By 400 BC, a member of the Pythagorian school, Archytus of Tarentum was postulating that sound was produced by the striking together of objects. From this he also gathered that a fast motion resulted in a high pitch and slow motion resulted in a low pitch. Though he was on the right track, today we know this to be true only under certain circumstances.

Around 350 BC, Aristotle observed that the vibrating string was actually striking the air. He also concluded that each bit of air struck a neighboring bit of air, which in turn struck another bit, and so on. From this Aristotle hypothesized that air was needed as a medium through which sound could be conducted. He further postulated that sound would not be conducted without a medium; that is, it would not be conducted in a vacuum.

Realizing that a vibrating string strikes the air many times in a series of blows, not just once, 1st century Roman engineer Marcus VituruviusPollio suggested that the air not only moved, but vibrated. He thought that it did so in response to the vibrations of the string. He maintained that it was actually these air vibrations that we heard and perceived as sound.

It was not until about 500 A.D. that the connection between the motion of sound and the motion of waves was suggested. The Roman philosopher AniciusManilius Severinus Boethius specifically compared the conduction of sound through the air to the waves produced by dropping a pebble into calm water. Though today we know that sound waves and water waves represent two distinct types of wave motion, (longitudinal and transverse, respectively) the realization that sound moved as a wave at all was an important step in the study of sound.

The invention of the tuning fork in 1711 by John Shore and its further development by Frenchman Rudolph Köning eased the study of sound considerably. Later breakthroughs in sound were made when, in 1842, Christian Doppler first identified and quantified the change in pitch that occurred when a source of sound moves toward or away from a stationary observer, or an observer moves toward or away from a stationary source of sound. This effect now bears his name and is known as the Doppler Effect. Other modern to contributors to the study of sound included the likes of Helmholtz, Lord Rayleigh, Weber, Fechner, Fletcher, Bekesy and Mach, who observed the Mach cone and whose name gives us the Mach number, which is how fast an object is going compared to the speed of sound.

In the first paragraph: What are two concepts about sound waves that are introduced? Draw below what is being described. You can use the “Wave on a String” PhET simulation if you like.

What did Aristotle postulate about how sound travels? Draw a picture of how this might look.

What did Roman Marcus VituruviusPollio add to Aristotle’s postulate?

When was it first suggested that sound travels as a wave?

What invention really helped scientists study sound?

Tuning Fork discovery

Prediction: Do you think longer tuning forks have larger or smaller frequencies?

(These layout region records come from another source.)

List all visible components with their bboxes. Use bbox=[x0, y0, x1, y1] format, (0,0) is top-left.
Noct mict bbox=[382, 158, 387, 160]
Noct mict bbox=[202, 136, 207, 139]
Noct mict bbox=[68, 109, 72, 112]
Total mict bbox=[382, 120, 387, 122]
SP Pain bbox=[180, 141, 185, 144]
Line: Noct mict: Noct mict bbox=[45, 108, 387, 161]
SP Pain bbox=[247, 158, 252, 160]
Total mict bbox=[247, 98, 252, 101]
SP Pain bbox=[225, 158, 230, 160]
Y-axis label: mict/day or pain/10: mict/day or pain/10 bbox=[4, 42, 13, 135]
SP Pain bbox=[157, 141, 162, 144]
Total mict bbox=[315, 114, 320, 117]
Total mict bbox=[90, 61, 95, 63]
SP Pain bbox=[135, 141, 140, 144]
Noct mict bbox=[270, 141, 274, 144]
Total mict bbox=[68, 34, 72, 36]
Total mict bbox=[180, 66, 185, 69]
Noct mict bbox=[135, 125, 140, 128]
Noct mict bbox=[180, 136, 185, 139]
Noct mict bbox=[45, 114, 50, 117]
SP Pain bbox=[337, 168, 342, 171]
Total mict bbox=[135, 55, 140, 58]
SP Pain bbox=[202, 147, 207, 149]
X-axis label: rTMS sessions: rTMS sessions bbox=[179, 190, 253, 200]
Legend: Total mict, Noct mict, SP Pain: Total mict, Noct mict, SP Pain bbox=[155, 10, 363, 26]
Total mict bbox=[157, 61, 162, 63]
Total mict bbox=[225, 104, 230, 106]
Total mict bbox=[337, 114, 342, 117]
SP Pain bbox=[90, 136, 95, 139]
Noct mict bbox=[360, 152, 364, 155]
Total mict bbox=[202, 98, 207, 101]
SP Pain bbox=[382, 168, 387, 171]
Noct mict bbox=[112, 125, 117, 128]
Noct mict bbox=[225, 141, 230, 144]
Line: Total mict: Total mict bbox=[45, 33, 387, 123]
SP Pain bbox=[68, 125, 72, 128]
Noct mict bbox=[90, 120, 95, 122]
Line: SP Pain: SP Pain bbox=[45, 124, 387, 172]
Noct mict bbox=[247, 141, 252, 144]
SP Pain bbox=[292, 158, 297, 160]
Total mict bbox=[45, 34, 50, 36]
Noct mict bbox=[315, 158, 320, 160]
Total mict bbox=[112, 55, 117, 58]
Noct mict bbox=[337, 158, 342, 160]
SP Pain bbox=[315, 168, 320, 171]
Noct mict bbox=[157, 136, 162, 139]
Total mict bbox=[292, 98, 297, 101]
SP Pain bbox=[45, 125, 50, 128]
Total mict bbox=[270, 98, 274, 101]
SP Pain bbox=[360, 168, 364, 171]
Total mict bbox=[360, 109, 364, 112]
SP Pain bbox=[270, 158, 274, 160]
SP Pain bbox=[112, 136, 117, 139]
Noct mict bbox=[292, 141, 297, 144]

Prediction: Do you hear a lower or higher pitch with larger frequencies?

Walk around to other tables and compare your tuning fork to others. Find at least 5 different comparisons. Try and determine a) how fork length relates to frequency and b) how frequency relates to the pitch that you hear.

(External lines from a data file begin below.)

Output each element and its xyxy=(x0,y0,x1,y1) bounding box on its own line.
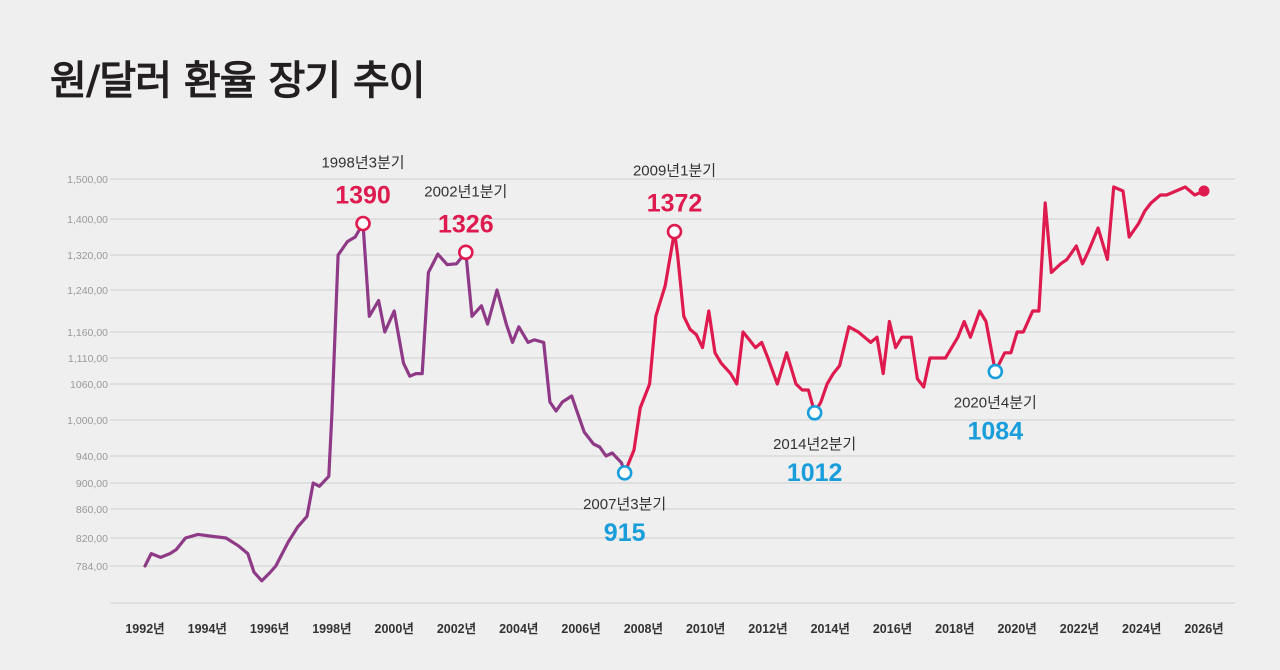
annotation-label: 2014년2분기 xyxy=(773,436,856,453)
high-point-marker xyxy=(355,215,371,232)
annotation-value: 1012 xyxy=(787,459,843,487)
x-tick-label: 1994년 xyxy=(188,622,227,636)
low-point-marker xyxy=(987,363,1004,380)
low-point-marker xyxy=(806,404,823,421)
x-tick-label: 1996년 xyxy=(250,622,289,636)
y-tick-label: 1,240,00 xyxy=(67,285,108,297)
high-point-marker xyxy=(458,244,474,261)
high-point-marker xyxy=(666,223,683,240)
y-tick-label: 1,110,00 xyxy=(68,353,108,365)
annotation-label: 2009년1분기 xyxy=(633,163,716,180)
x-tick-label: 2014년 xyxy=(811,622,850,636)
annotation-label: 2002년1분기 xyxy=(424,183,507,200)
x-tick-label: 2008년 xyxy=(624,622,663,636)
end-point-marker xyxy=(1198,185,1210,197)
annotation-value: 1372 xyxy=(647,190,703,218)
annotation-label: 2020년4분기 xyxy=(954,395,1037,412)
y-tick-label: 860,00 xyxy=(76,504,108,516)
x-tick-label: 1992년 xyxy=(125,622,164,636)
y-tick-label: 784,00 xyxy=(76,561,108,573)
grid-lines xyxy=(110,178,1235,604)
y-tick-label: 900,00 xyxy=(76,478,108,490)
chart-title: 원/달러 환율 장기 추이 xyxy=(50,58,426,104)
series-lines xyxy=(143,185,1206,583)
annotation-value: 915 xyxy=(604,519,646,547)
x-tick-label: 2024년 xyxy=(1122,622,1161,636)
x-tick-label: 2000년 xyxy=(375,622,414,636)
x-tick-label: 2002년 xyxy=(437,622,476,636)
x-tick-label: 2016년 xyxy=(873,622,912,636)
y-tick-label: 820,00 xyxy=(76,533,108,545)
annotation-value: 1084 xyxy=(968,418,1024,446)
annotation-value: 1390 xyxy=(335,182,391,210)
annotation-value: 1326 xyxy=(438,210,494,238)
y-tick-label: 1,000,00 xyxy=(67,415,108,427)
x-tick-label: 2006년 xyxy=(561,622,600,636)
y-axis-ticks: 784,00 820,00 860,00 900,00 940,00 1,000,00 10… xyxy=(67,174,108,573)
x-tick-label: 2018년 xyxy=(935,622,974,636)
annotation-label: 1998년3분기 xyxy=(321,155,404,172)
series-line-early xyxy=(143,221,627,583)
x-tick-label: 2020년 xyxy=(997,622,1036,636)
x-tick-label: 2026년 xyxy=(1184,622,1223,636)
annotations: 1998년3분기 1390 2002년1분기 1326 2009년1분기 1372 2007… xyxy=(321,155,1210,547)
y-tick-label: 1,320,00 xyxy=(67,250,108,262)
x-tick-label: 2012년 xyxy=(748,622,787,636)
x-tick-label: 2010년 xyxy=(686,622,725,636)
y-tick-label: 1,400,00 xyxy=(67,214,108,226)
x-axis-ticks: 1992년 1994년 1996년 1998년 2000년 2002년 2004년 2006년… xyxy=(125,622,1223,636)
y-tick-label: 1,160,00 xyxy=(67,327,108,339)
y-tick-label: 1,500,00 xyxy=(67,174,108,186)
low-point-marker xyxy=(616,465,633,481)
x-tick-label: 1998년 xyxy=(312,622,351,636)
y-tick-label: 940,00 xyxy=(76,451,108,463)
x-tick-label: 2022년 xyxy=(1060,622,1099,636)
annotation-label: 2007년3분기 xyxy=(583,496,666,513)
x-tick-label: 2004년 xyxy=(499,622,538,636)
series-line-late xyxy=(623,185,1206,475)
y-tick-label: 1060,00 xyxy=(70,379,108,391)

Frequency of your fork / Frequency of other / Length (compare) / Pitch (compare)

How does fork length compare to frequency based on your above observations?

How does the pitch that you hear compare to the frequency of the tuning fork?

Now test other frequencies of tuning forks to see if one fork that is vibrating can make another fork start vibrating by simply holding them next to each other – do not physically touch them. (Warning: be sure that the quiet fork is completely silenced first. Hold the tines firmly in your hand, to silence the fork, before beginning your test)

Which pairs of forks, if any, can make another vibrate? You may have to go back and ask other people what they found.

The 261.6 Hz fork is “middle C” and the 523.2 Hz fork is the C one octave higher on the musical scale.

The 440 Hz fork and the 880 Hz forks both make an A note on the musical scale.

Based on the above information, how do the frequencies of notes an octave apart compare?

What happens if you place a tuning fork on/in calm water? Does it depend on your technique or the frequency of the fork?